Extended Use of Disposable Pressure TransducersA Bacteriologic Evaluation

Author Affiliations

From the Infection Control Program and the Division of Infectious Diseases (Drs Luskin, Weinstein, and Kabins and Ms Nathan), and the Division of Primary Care (Dr Chamberlin), Michael Reese Hospital and Medical Center and the Pritzker School of Medicine, University of Chicago. Dr Luskin is now with the St Joseph Hospital and Northwestern Medical School, Chicago.

JAMA. 1986;255(7):916-920. doi:10.1001/jama.1986.03370070070028

In a prospective randomized study, contamination rates of disposable pressure transducers changed every two days (n=81) were compared with those changed at four (n=26) or eight days (n = 50); the mean daily incidence of contamination was 3% for each group.
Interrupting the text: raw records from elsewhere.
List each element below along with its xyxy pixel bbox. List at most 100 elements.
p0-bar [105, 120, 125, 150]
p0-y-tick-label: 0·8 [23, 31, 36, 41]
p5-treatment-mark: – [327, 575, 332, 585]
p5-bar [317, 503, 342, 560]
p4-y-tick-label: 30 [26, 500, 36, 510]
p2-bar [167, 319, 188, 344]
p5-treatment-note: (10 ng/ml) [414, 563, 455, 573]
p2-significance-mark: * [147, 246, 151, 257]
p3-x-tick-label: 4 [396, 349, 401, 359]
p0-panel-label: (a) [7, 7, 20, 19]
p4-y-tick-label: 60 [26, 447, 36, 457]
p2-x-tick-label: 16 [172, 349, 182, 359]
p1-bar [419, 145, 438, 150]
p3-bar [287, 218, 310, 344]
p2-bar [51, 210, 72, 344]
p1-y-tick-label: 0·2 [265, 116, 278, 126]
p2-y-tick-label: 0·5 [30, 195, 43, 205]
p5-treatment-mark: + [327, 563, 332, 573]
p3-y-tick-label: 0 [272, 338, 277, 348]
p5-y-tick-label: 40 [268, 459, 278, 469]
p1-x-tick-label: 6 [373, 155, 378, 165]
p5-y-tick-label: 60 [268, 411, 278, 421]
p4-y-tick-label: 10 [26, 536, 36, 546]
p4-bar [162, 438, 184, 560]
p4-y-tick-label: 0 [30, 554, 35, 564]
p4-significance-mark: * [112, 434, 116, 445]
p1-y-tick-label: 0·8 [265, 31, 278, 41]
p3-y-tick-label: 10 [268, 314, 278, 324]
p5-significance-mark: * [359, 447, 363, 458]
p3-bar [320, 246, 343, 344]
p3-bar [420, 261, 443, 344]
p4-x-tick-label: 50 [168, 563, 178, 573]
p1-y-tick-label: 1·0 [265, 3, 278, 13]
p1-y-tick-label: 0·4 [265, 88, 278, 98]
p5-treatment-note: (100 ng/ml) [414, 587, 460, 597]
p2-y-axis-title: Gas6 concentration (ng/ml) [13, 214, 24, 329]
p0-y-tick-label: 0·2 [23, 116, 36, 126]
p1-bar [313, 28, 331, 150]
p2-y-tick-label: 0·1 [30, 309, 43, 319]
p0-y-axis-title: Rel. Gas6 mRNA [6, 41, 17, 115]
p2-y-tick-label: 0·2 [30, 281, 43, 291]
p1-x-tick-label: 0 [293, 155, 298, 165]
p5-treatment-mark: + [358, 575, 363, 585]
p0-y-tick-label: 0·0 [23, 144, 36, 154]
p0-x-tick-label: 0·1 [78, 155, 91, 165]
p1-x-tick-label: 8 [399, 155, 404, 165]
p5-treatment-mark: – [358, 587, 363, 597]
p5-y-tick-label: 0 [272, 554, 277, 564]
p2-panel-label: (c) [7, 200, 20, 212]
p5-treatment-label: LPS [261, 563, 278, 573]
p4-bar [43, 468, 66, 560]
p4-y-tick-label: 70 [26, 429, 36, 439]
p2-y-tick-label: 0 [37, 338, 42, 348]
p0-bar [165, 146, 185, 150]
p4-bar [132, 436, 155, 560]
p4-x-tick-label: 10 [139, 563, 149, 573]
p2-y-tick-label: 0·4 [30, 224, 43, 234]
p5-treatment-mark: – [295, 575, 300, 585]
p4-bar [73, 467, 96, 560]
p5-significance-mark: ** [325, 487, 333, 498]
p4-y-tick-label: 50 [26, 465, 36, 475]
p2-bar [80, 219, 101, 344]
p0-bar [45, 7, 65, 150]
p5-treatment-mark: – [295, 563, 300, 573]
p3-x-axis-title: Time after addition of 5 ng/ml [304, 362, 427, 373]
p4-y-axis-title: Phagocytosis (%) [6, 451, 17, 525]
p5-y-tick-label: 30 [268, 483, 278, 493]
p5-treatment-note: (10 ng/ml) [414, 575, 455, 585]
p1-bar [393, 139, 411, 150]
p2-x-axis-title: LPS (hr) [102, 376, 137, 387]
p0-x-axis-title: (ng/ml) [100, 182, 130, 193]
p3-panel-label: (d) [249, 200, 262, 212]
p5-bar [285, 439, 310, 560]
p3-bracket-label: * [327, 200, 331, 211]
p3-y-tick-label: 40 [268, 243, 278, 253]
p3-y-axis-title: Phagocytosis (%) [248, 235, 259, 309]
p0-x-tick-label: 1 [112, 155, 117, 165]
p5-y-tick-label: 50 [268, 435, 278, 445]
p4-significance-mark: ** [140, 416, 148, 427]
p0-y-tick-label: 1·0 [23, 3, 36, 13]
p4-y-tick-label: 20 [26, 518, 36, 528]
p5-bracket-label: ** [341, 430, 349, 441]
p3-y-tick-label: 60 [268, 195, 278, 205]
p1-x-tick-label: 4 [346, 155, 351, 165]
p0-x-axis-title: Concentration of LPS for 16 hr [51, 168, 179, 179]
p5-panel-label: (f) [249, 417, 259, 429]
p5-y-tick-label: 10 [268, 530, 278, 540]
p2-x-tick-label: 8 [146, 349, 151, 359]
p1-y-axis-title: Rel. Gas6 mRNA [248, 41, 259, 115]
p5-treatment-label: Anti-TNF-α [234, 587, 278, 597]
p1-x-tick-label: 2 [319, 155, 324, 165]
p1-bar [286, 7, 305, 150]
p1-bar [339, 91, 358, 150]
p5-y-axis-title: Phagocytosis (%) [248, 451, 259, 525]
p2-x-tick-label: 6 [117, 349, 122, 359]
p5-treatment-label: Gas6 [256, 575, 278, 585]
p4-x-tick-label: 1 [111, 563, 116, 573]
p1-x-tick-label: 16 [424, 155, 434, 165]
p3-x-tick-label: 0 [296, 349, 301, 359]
After four days of use, the cumulative prevalences of contamination were similar. However, after eight days, the cumulative prevalence was significantly higher in transducers used without change (6.9%) than in those changed every two days (2.9%). Gram-negative bacilli were present in 63% of contaminated transducers; over half were from the patients' own flora. The only definite transducer-related bacteremia occurred on a day of initial contamination and should have been unaffected by the interval of change. Routine use of disposable transducers can be safely extended to four days, even in a busy intensive care unit.